The confusion came from which Detroit lineman had reported. Referee Brad Allen later said Dan Skipper had reported as eligible, not Decker. Skipper later said he had not reported, while the NFL sent teams a reminder that eligible status must be clearly communicated to the referee by an ineligible-numbered player. Detroit got two more chances after that first try was erased, one incompletion was nullified by a Dallas offsides penalty, then Goff’s final pass to James Mitchell fell incomplete.
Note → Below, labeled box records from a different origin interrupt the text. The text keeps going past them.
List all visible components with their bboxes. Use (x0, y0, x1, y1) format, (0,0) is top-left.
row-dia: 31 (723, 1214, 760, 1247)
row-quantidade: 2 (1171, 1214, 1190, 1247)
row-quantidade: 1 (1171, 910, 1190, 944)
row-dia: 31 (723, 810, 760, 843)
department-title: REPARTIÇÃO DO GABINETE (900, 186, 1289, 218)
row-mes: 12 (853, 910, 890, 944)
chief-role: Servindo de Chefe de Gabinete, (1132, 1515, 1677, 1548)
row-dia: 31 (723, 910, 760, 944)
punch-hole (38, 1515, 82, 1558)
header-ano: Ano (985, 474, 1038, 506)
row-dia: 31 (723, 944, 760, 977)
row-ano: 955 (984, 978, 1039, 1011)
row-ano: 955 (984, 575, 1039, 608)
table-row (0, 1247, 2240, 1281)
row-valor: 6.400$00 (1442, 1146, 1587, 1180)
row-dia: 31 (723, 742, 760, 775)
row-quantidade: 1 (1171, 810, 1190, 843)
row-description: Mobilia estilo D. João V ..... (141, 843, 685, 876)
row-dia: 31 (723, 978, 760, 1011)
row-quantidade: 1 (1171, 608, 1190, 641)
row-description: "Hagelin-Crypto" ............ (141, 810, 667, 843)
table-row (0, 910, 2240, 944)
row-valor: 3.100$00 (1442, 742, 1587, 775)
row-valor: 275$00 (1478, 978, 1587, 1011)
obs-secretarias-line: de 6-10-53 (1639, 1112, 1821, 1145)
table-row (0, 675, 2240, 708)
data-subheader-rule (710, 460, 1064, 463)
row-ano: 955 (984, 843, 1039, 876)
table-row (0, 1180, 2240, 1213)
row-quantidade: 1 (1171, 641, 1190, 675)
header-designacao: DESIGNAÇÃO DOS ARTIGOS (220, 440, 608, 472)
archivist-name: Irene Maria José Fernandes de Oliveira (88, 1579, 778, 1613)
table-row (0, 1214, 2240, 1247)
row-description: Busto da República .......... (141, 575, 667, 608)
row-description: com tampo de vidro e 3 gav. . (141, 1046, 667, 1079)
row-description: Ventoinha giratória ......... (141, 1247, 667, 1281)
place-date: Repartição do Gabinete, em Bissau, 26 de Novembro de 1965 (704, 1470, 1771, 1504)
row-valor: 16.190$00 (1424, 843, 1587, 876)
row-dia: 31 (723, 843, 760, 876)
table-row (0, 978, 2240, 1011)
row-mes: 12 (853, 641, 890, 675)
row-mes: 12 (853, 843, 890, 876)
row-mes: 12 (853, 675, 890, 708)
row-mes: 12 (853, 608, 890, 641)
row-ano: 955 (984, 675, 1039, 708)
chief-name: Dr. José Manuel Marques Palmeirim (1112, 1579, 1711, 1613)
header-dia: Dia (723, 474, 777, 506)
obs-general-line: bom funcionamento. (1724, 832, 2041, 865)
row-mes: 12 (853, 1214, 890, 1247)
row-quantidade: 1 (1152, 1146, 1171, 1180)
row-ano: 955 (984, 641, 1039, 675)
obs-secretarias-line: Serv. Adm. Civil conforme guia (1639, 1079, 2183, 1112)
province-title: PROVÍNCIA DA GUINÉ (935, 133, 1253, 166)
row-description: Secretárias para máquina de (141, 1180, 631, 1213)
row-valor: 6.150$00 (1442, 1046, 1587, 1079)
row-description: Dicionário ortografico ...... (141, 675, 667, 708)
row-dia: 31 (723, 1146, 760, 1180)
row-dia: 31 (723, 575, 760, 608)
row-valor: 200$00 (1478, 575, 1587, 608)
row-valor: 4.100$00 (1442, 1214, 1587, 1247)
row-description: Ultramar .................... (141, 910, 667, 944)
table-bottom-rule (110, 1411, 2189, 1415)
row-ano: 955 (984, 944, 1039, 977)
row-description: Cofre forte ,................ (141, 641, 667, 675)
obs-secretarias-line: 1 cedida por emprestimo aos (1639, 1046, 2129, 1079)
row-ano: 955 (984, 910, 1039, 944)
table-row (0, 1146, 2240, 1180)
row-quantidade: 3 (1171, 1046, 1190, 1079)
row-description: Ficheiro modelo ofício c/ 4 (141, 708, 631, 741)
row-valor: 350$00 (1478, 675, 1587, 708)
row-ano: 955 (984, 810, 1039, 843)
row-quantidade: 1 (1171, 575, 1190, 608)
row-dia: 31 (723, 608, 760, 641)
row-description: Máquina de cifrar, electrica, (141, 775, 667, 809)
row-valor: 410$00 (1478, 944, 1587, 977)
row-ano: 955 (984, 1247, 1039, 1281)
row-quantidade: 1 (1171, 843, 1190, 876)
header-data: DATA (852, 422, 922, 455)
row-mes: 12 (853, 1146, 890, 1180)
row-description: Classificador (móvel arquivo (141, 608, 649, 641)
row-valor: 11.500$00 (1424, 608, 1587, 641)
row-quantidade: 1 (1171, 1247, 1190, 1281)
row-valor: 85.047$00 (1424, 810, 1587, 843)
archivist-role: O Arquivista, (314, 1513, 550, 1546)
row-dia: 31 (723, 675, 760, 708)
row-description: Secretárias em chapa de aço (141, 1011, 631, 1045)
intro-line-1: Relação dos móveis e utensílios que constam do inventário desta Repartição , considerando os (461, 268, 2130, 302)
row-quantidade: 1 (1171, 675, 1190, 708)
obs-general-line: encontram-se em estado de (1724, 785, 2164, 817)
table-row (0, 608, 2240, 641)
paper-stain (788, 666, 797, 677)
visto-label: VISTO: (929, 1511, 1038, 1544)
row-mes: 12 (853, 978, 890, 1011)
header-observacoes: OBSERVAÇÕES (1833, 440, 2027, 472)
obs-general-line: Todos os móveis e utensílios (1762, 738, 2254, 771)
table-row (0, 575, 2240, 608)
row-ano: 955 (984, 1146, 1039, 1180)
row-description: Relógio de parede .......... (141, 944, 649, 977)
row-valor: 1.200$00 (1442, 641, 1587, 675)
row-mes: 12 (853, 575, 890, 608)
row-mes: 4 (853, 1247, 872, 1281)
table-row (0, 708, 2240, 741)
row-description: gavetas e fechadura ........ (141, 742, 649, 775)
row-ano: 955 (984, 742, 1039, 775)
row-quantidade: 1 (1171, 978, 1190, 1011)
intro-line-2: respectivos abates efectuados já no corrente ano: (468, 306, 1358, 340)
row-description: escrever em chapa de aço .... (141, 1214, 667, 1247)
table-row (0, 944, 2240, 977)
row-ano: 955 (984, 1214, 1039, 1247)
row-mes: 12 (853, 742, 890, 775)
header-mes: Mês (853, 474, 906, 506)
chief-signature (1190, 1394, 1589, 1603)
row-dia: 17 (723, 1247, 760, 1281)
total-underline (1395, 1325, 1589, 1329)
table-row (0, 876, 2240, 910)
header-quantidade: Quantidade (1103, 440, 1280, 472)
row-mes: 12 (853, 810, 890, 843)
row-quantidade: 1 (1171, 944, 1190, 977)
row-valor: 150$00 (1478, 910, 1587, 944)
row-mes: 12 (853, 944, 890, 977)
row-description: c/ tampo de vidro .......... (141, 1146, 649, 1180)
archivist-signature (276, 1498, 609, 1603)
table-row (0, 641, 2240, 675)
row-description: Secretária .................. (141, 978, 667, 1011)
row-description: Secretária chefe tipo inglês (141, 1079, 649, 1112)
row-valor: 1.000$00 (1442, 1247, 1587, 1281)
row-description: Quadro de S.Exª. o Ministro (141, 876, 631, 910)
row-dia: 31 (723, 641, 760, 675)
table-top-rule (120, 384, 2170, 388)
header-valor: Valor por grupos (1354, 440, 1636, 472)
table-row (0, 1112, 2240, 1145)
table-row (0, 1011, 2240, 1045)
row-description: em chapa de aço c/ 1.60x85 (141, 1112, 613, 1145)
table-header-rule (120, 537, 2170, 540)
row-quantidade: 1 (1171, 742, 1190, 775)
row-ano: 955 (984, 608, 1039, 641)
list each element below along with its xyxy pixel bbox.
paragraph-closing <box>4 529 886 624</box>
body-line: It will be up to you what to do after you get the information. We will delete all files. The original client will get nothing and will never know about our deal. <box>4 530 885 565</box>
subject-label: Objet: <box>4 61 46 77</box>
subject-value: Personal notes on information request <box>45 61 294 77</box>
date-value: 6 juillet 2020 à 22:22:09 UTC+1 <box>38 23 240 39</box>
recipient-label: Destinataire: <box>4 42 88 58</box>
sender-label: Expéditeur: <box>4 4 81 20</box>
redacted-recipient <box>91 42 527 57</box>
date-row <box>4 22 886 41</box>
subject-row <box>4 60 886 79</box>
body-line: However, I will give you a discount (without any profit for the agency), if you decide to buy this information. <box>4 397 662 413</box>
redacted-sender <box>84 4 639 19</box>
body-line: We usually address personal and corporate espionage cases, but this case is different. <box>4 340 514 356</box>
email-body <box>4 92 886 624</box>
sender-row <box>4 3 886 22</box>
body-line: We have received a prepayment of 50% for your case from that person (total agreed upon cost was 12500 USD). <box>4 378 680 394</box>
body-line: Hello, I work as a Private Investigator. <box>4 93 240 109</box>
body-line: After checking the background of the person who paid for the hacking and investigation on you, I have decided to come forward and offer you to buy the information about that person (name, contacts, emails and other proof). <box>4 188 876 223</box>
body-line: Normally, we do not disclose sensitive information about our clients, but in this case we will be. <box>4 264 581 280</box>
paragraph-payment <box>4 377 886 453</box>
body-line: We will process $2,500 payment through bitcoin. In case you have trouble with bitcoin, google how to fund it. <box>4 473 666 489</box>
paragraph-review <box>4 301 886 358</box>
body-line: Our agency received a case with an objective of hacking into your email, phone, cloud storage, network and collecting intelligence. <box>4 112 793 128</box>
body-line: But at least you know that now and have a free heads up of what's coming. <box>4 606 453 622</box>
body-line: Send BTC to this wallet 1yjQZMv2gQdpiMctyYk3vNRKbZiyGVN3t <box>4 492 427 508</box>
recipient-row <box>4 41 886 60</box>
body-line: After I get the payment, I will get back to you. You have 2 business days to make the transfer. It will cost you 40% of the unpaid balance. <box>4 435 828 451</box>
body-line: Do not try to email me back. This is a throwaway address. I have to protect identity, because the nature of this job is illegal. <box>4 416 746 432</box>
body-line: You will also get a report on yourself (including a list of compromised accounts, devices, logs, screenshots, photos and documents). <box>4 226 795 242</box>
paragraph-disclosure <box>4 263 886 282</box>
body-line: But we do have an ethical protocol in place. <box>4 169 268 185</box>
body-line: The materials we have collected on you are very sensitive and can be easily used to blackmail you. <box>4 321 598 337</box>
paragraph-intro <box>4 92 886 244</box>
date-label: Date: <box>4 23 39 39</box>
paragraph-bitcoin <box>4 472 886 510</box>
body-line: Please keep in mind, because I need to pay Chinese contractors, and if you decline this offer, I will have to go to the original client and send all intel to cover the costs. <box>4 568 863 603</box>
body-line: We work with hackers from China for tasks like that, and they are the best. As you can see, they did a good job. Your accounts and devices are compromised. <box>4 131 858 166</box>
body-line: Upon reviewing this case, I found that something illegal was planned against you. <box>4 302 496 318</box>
This game belongs on the countdown because it was memorable for several reasons at once. It was a win over an 11-win Lions team. It preserved Dallas’ perfect home record at the time. It featured one of the best receiving nights in Cowboys history from Lamb. And, most importantly, it became one of those games where everyone remembers exactly where they stood on the final call. For Cowboys fans, it was survival, for Lions fans, it was robbery, for the NFL, it was a rules and communication fiasco. For this countdown, it is an iconic Cowboys win because nobody stopped talking about it once the clock hit zero.
Interesting Facts About the Game
CeeDee Lamb had one of the greatest games ever by a Cowboys receiver, catching 13 passes for 227 yards and a touchdown, ranking fourth-most in receiving yards in a single game by a Cowboys player. During the game, he also set the franchise single-season records for both receptions and receiving yards, passing Michael Irvin’s marks from 1995.